Alat dan bahan yang digunakan dalam penelitian ini adalah Serbuk Gergajian Kusen,
Tepung tapioka untuk perekat, Air, saringan dengan ukuran lolos 22 mesh dan tertahan pada
ukuran 40mesh. Baskom, timbangan, Mesin Pencetak Wood Pellet. Oven. Alat uji kadar air,
timbangan digital, Mikrometer, Kompor untuk mengukur lama penyalaan.
Prosedur
Pembuatan wood pellet
a) Tahapan persiapan pembuatan wood pellet

Limbah serbuk kayu gergajian kusen yang akan dijadikan bahan baku wood pellet dengan
lolos saringan 22 mesh dan tertahan pada saringan 40mesh, serbuk yang telah disaring akan
dikering anginkan dibawah sinar matahari langsung agar kadar airnya sama.

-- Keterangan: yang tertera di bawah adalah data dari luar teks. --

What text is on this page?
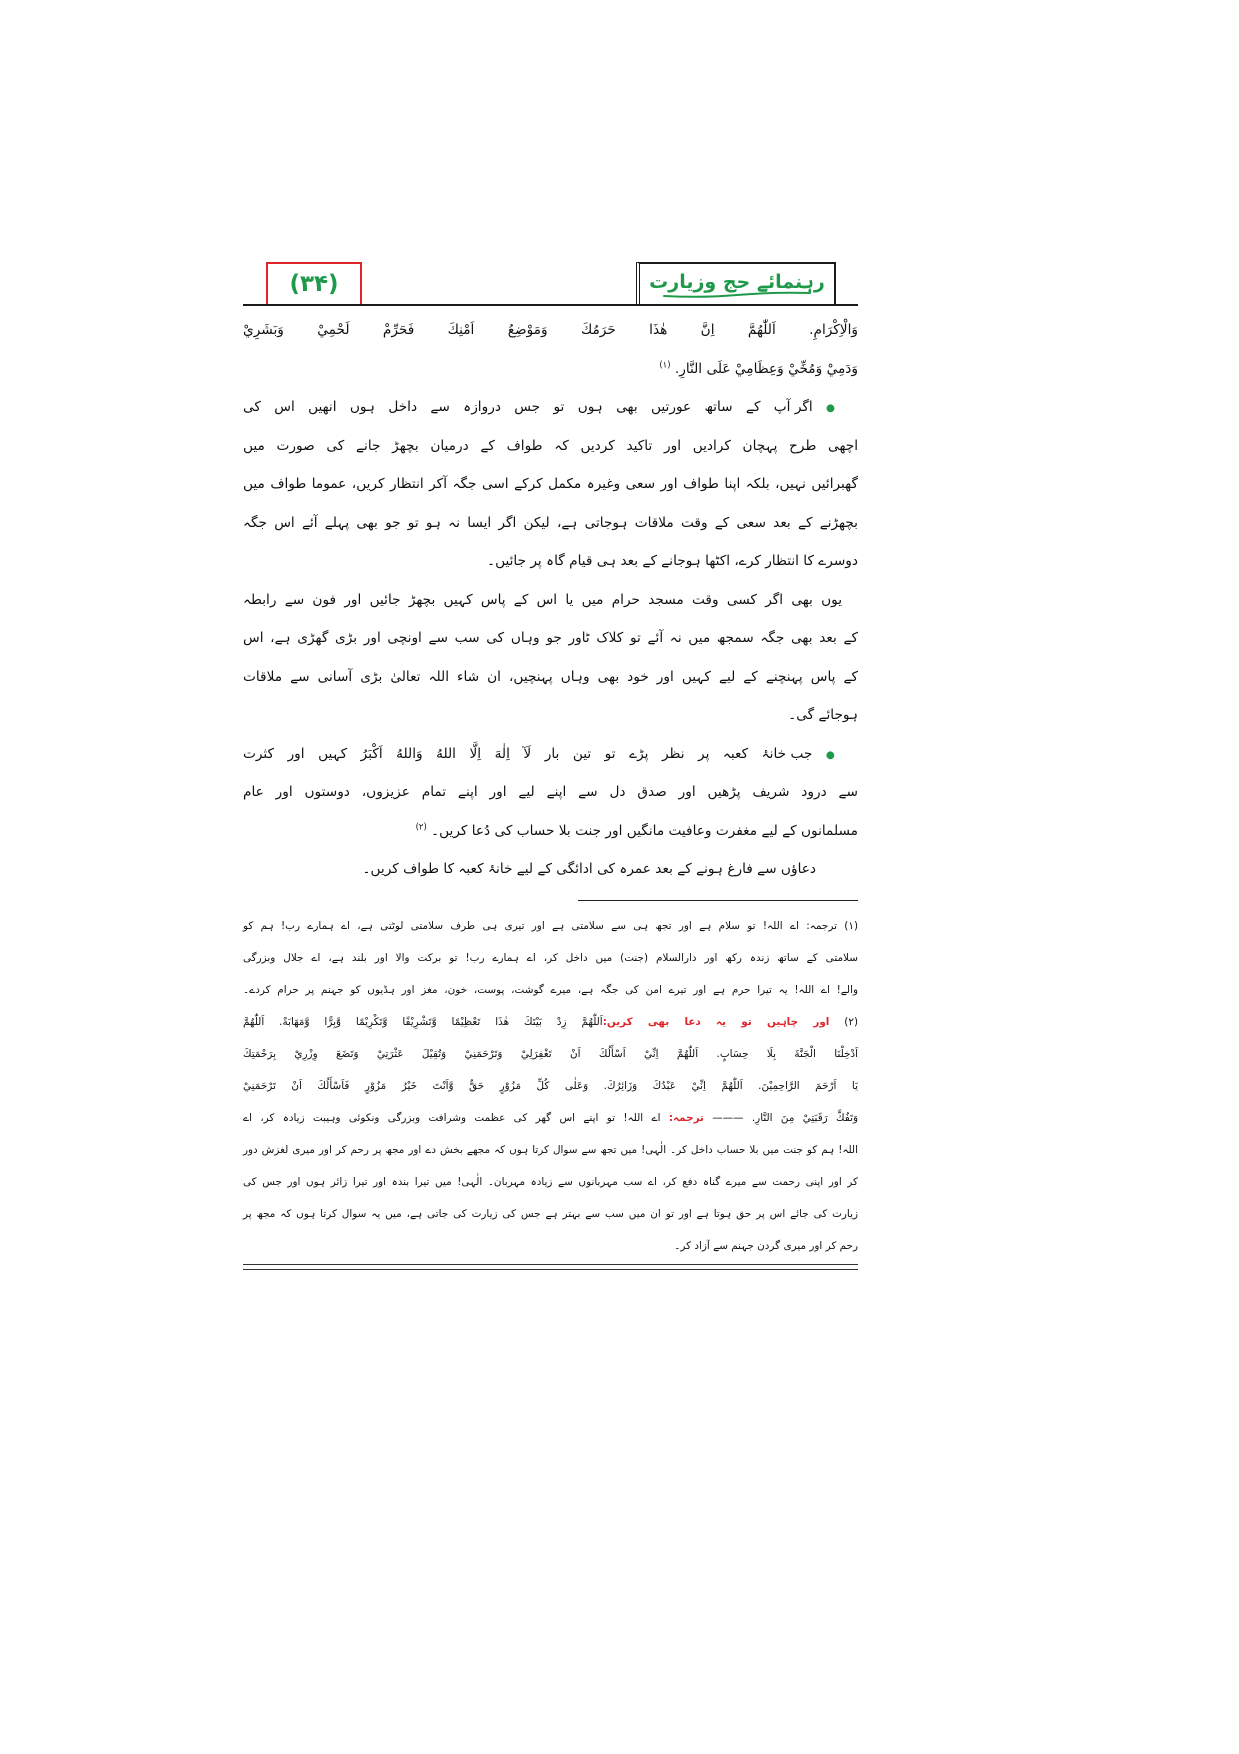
(۳۴)	رہنمائے حج وزیارت
وَالْاِكْرَامِ. اَللّٰهُمَّ اِنَّ هٰذَا حَرَمُكَ وَمَوْضِعُ اَمْنِكَ فَحَرِّمْ لَحْمِيْ وَبَشَرِيْ
وَدَمِيْ وَمُخِّيْ وَعِظَامِيْ عَلَى النَّارِ. $^{(۱)}$
● اگر آپ کے ساتھ عورتیں بھی ہوں تو جس دروازہ سے داخل ہوں انھیں اس کی
اچھی طرح پہچان کرادیں اور تاکید کردیں کہ طواف کے درمیان بچھڑ جانے کی صورت میں
گھبرائیں نہیں، بلکہ اپنا طواف اور سعی وغیرہ مکمل کرکے اسی جگہ آکر انتظار کریں، عموما طواف میں
بچھڑنے کے بعد سعی کے وقت ملاقات ہوجاتی ہے، لیکن اگر ایسا نہ ہو تو جو بھی پہلے آئے اس جگہ
دوسرے کا انتظار کرے، اکٹھا ہوجانے کے بعد ہی قیام گاہ پر جائیں۔
یوں بھی اگر کسی وقت مسجد حرام میں یا اس کے پاس کہیں بچھڑ جائیں اور فون سے رابطہ
کے بعد بھی جگہ سمجھ میں نہ آئے تو کلاک ٹاور جو وہاں کی سب سے اونچی اور بڑی گھڑی ہے، اس
کے پاس پہنچنے کے لیے کہیں اور خود بھی وہاں پہنچیں، ان شاء اللہ تعالیٰ بڑی آسانی سے ملاقات
ہوجائے گی۔
● جب خانۂ کعبہ پر نظر پڑے تو تین بار لَآ اِلٰهَ اِلَّا اللهُ وَاللهُ اَكْبَرُ کہیں اور کثرت
سے درود شریف پڑھیں اور صدق دل سے اپنے لیے اور اپنے تمام عزیزوں، دوستوں اور عام
مسلمانوں کے لیے مغفرت وعافیت مانگیں اور جنت بلا حساب کی دُعا کریں۔ $^{(۲)}$
دعاؤں سے فارغ ہونے کے بعد عمرہ کی ادائگی کے لیے خانۂ کعبہ کا طواف کریں۔
(۱) ترجمہ: اے اللہ! تو سلام ہے اور تجھ ہی سے سلامتی ہے اور تیری ہی طرف سلامتی لوٹتی ہے، اے ہمارے رب! ہم کو
سلامتی کے ساتھ زندہ رکھ اور دارالسلام (جنت) میں داخل کر، اے ہمارے رب! تو برکت والا اور بلند ہے، اے جلال وبزرگی
والے! اے اللہ! یہ تیرا حرم ہے اور تیرے امن کی جگہ ہے، میرے گوشت، پوست، خون، مغز اور ہڈیوں کو جہنم پر حرام کردے۔
(۲) اور چاہیں تو یہ دعا بھی کریں:اَللّٰهُمَّ زِدْ بَيْتَكَ هٰذَا تَعْظِيْمًا وَّتَشْرِيْفًا وَّتَكْرِيْمًا وَّبِرًّا وَّمَهَابَةً. اَللّٰهُمَّ
اَدْخِلْنَا الْجَنَّةَ بِلَا حِسَابٍ. اَللّٰهُمَّ اِنِّيْ اَسْأَلُكَ اَنْ تَغْفِرَلِيْ وَتَرْحَمَنِيْ وَتُقِيْلَ عَثْرَتِيْ وَتَضَعَ وِزْرِيْ بِرَحْمَتِكَ
يَا اَرْحَمَ الرَّاحِمِيْنَ. اَللّٰهُمَّ اِنِّيْ عَبْدُكَ وَزَائِرُكَ. وَعَلٰى كُلِّ مَزُوْرٍ حَقٌّ وَّاَنْتَ خَيْرُ مَزُوْرٍ فَاَسْأَلُكَ اَنْ تَرْحَمَنِيْ
وَتَفُكَّ رَقَبَتِيْ مِنَ النَّارِ. ——— ترجمہ: اے اللہ! تو اپنے اس گھر کی عظمت وشرافت وبزرگی ونکوئی وہیبت زیادہ کر، اے
اللہ! ہم کو جنت میں بلا حساب داخل کر۔ الٰہی! میں تجھ سے سوال کرتا ہوں کہ مجھے بخش دے اور مجھ پر رحم کر اور میری لغزش دور
کر اور اپنی رحمت سے میرے گناہ دفع کر، اے سب مہربانوں سے زیادہ مہربان۔ الٰہی! میں تیرا بندہ اور تیرا زائر ہوں اور جس کی
زیارت کی جائے اس پر حق ہوتا ہے اور تو ان میں سب سے بہتر ہے جس کی زیارت کی جاتی ہے، میں یہ سوال کرتا ہوں کہ مجھ پر
رحم کر اور میری گردن جہنم سے آزاد کر۔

b) Tahap pembuatan wood pellet
Pembuatan wood pellet dilakukan dengan mesin khusus pembuat wood pellet, setiap
pembuatan digunakan 2 kg bahan baku dengan perlakuan 5%, 10%. 15%, Perekat atau
tepung tapioka dan pemberian air dilakukan dengan 100ml L, 150ml L, 200ml L, dan 200ml
L. Dilakukan pengulangan sebanyak 3 kali ulangan.